Ben-Zvi, Linda. “O’Neill’s Cape(d) Compatriot.” Eugene O ’Neill Review 19 (1995): 129-138.

_____. “Susan Glaspell and Eugene O’Neill.” Eugene O’Neill Newsletter 6.2 (Summer/ Fall 1982): 21-29.

_____. “Susan Glaspell and Eugene O’Neill: The Imagery of Gender.” Eugene O’Neill Newsletter 10.1 (Spring 1986): 22-27.

Boyce, Neith. Winter’s Night. Fifty More Contemporary One-Act Plays. Ed. Frank Shay. New York: Appleton, 1929. 40-46.

Goldman, Arnold. “The Culture of the Provincetown Players.” Journal of American Studies 12.3 (Dec. 1978): 291-310.
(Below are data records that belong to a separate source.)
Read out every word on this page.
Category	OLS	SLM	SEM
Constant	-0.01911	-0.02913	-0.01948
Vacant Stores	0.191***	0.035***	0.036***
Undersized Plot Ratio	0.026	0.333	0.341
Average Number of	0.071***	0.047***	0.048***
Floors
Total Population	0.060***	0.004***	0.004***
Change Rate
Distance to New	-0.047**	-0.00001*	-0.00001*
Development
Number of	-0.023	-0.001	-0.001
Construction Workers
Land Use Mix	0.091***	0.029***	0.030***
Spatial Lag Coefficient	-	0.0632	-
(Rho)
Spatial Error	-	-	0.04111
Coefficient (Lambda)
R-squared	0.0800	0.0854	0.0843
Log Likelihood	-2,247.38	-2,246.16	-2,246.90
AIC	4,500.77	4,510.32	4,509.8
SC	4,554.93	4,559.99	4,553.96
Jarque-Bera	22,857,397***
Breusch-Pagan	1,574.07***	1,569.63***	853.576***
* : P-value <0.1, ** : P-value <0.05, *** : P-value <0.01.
Larabee, Ann E. “‘Meeting the Outside Face to Face’: Susan Glaspell, Djuna Barnes, and O’Neill’s The Emperor Jones.” Modern American Drama: The Female Canon. Ed. June Schlueter. Rutherford: Fairleigh Dickinson University Press, 1990. 77-85.

Murphy, Brenda. “Beyond the Horizon’s Narrative Sentence: An American Intertext for O’Neill.” Theatre Annual 41 (1986): 49-61.
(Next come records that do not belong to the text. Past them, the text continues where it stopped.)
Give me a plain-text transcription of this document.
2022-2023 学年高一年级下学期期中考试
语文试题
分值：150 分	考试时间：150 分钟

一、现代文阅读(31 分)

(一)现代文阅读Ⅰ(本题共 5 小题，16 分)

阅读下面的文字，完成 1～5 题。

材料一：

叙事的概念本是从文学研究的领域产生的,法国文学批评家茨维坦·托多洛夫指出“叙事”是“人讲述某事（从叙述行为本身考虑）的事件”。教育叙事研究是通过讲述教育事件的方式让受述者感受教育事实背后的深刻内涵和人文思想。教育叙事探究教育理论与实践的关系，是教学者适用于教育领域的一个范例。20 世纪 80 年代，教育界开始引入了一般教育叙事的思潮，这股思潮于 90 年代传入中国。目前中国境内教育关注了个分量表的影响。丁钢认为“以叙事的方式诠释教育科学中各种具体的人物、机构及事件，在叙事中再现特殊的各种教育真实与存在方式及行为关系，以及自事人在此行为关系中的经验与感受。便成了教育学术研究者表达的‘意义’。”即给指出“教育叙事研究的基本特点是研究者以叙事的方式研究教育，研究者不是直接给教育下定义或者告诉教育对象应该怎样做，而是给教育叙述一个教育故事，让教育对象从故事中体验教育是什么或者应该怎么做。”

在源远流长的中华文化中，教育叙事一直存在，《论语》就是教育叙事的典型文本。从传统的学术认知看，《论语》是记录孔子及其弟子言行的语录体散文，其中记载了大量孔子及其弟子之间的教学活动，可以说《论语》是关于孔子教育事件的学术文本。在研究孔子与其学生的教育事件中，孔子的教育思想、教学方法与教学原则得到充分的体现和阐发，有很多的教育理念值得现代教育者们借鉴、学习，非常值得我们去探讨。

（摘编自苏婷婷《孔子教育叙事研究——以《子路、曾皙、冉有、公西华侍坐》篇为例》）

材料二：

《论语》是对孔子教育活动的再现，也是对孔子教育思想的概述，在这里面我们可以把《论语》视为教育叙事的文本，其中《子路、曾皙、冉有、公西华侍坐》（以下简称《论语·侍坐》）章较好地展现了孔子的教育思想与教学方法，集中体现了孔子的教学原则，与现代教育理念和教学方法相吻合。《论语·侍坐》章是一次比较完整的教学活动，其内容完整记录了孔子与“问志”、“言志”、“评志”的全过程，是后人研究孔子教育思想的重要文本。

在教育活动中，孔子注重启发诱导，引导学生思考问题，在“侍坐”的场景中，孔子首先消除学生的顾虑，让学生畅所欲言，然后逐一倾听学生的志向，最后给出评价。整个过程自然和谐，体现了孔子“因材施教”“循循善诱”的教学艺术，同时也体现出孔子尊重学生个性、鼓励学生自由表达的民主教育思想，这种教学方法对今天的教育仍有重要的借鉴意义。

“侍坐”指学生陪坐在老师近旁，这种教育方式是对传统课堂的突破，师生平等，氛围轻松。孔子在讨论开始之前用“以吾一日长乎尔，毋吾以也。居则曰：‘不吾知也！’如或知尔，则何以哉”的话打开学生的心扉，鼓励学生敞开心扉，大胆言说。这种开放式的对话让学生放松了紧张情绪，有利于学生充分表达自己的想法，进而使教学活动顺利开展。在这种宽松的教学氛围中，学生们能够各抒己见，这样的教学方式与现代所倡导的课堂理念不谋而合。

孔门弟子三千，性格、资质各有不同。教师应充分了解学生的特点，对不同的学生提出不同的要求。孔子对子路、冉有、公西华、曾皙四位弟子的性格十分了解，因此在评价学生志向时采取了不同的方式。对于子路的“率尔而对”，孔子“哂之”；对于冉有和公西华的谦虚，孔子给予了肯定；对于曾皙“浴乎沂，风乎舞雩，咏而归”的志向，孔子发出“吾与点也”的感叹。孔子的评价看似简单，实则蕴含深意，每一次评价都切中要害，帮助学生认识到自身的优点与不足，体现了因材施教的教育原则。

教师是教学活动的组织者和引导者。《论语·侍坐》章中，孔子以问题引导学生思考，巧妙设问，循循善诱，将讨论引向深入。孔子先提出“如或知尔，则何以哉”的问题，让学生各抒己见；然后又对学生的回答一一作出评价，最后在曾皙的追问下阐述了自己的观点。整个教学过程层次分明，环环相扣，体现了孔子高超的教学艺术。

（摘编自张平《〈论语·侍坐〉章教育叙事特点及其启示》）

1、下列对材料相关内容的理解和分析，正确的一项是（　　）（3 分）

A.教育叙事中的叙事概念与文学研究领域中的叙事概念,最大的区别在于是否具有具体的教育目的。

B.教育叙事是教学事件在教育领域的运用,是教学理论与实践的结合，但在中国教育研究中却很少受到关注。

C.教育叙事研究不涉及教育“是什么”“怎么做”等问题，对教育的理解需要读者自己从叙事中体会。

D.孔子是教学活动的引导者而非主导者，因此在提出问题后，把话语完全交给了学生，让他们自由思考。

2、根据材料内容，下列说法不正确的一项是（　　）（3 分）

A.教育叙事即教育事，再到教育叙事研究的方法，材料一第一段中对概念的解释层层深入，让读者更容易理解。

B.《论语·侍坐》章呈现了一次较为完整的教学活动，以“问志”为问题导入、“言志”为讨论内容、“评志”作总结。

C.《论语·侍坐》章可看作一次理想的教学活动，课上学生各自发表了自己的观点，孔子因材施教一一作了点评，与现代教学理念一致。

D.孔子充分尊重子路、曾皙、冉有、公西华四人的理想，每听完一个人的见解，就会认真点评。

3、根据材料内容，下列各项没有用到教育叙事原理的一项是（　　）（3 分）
Noe, Marcia. “Intertextuality in the Early Plays of Susan Glaspell and Eugene O’Neill.” American Drama 11.1 (Winter 2002): 1-17.

Radel, Nicholas F. “Provincetown Plays: Women Writers and O’Neill’s American Intertext.” Essays in Theatre 9.1 (Nov. 1990): 31-43.

Rostetter, Alice. The Widow’s Veil. The Flying Stag Plays No. 9. New York: Egmont Arens, 1920.

Sarlós, Robert Károly. Jig Cook and the Provincetown Players. Amherst: University of Massachusetts Press, 1982.

Smith, Rita Creighton. The Rescue. Plays of the Harvard Dramatic Club. Ed. George P. Baker. New York: Brentano’s, 1918. 52-72.